Antimicrobial Susceptibility, Biochemical Characterization and Molecular Typing of Biofield Treated Klebsiella pneumoniae
Mahendra Kumar Trivedi, Alice Branton, Dahryn Trivedi, Mayank Gangwar, Snehasis Jana
Pathogenic isolates of Klebsiella pneumoniae (K. pneumoniae), particularly the extended-spectrum β-lactamase (ESBL) producing strains, are mostly associated with the failure of antibiotic therapy in nosocomial infections. The present work was designed to evaluate the impact of Mr. Trivedi’s biofield energy treatment on phenotypic and genotypic characteristics of K. pneumoniae. The strain of K. pneumoniae bearing ATCC 15380 (American Type Culture Collection) was procured from the Bangalore Genei, in sealed pack and divided into control and treated groups. Treated group was subjected to Mr. Trivedi’s biofield energy treatment and analyzed for the antimicrobial susceptibility, minimum inhibitory concentration (MIC), biochemical reactions, and biotyping using automated MicroScan Walk-Away® system.
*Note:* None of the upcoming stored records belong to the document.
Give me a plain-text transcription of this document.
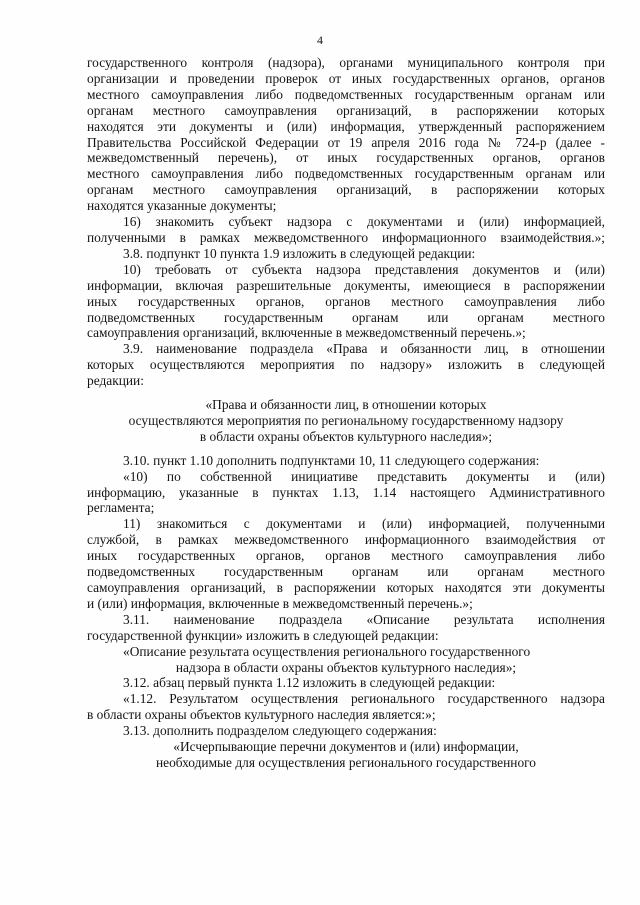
4

государственного контроля (надзора), органами муниципального контроля при

организации и проведении проверок от иных государственных органов, органов

местного самоуправления либо подведомственных государственным органам или

органам местного самоуправления организаций, в распоряжении которых

находятся эти документы и (или) информация, утвержденный распоряжением

Правительства Российской Федерации от 19 апреля 2016 года № 724-р (далее -

межведомственный перечень), от иных государственных органов, органов

местного самоуправления либо подведомственных государственным органам или

органам местного самоуправления организаций, в распоряжении которых

находятся указанные документы;

16) знакомить субъект надзора с документами и (или) информацией,

полученными в рамках межведомственного информационного взаимодействия.»;

3.8. подпункт 10 пункта 1.9 изложить в следующей редакции:

10) требовать от субъекта надзора представления документов и (или)

информации, включая разрешительные документы, имеющиеся в распоряжении

иных государственных органов, органов местного самоуправления либо

подведомственных государственным органам или органам местного

самоуправления организаций, включенные в межведомственный перечень.»;

3.9. наименование подраздела «Права и обязанности лиц, в отношении

которых осуществляются мероприятия по надзору» изложить в следующей

редакции:

«Права и обязанности лиц, в отношении которых

осуществляются мероприятия по региональному государственному надзору

в области охраны объектов культурного наследия»;

3.10. пункт 1.10 дополнить подпунктами 10, 11 следующего содержания:

«10) по собственной инициативе представить документы и (или)

информацию, указанные в пунктах 1.13, 1.14 настоящего Административного

регламента;

11) знакомиться с документами и (или) информацией, полученными

службой, в рамках межведомственного информационного взаимодействия от

иных государственных органов, органов местного самоуправления либо

подведомственных государственным органам или органам местного

самоуправления организаций, в распоряжении которых находятся эти документы

и (или) информация, включенные в межведомственный перечень.»;

3.11. наименование подраздела «Описание результата исполнения

государственной функции» изложить в следующей редакции:

«Описание результата осуществления регионального государственного

надзора в области охраны объектов культурного наследия»;

3.12. абзац первый пункта 1.12 изложить в следующей редакции:

«1.12. Результатом осуществления регионального государственного надзора

в области охраны объектов культурного наследия является:»;

3.13. дополнить подразделом следующего содержания:

«Исчерпывающие перечни документов и (или) информации,

необходимые для осуществления регионального государственного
Further, the effect of biofield treatment was also evaluated using Random Amplified Polymorphic DNA (RAPD) in order to determine their epidemiological relatedness and genetic characteristics of biofield treated K. pneumoniae samples. The antimicrobial susceptibility results showed an improve sensitivity (i.e. from intermediate to susceptible) of ampicillin/sulbactam and chloramphenicol, while altered sensitivity of cephalothin (i.e. from susceptible to intermediate) was also reported as compared to the control sample. The MIC value showed two-fold decrease in MIC value of ampicillin/sulbactam (i.e. 16/8 to ≤8/4 µg/mL) and chloramphenicol (i.e. 16 to ≤ 8 µg/mL) as compared to the control. The cephalothin showed two-folds change (i.e. ≤ 8 to 16 µg/mL) in the MIC value as compared with the control. Biofield treatment showed 9.09% alterations in biochemical reactions followed by a change in biotype number (7774 4272) in the treated group with respect to the control (7774 4274). Genetic fingerprinting was performed on control and treated samples using RAPD-PCR biomarkers, which showed an average range of 11 to 15% of polymorphism among the treated samples with respect to the control. These results suggested that Mr. Trivedi’s biofield energy treatment has a significant impact on K. Pneumoniae.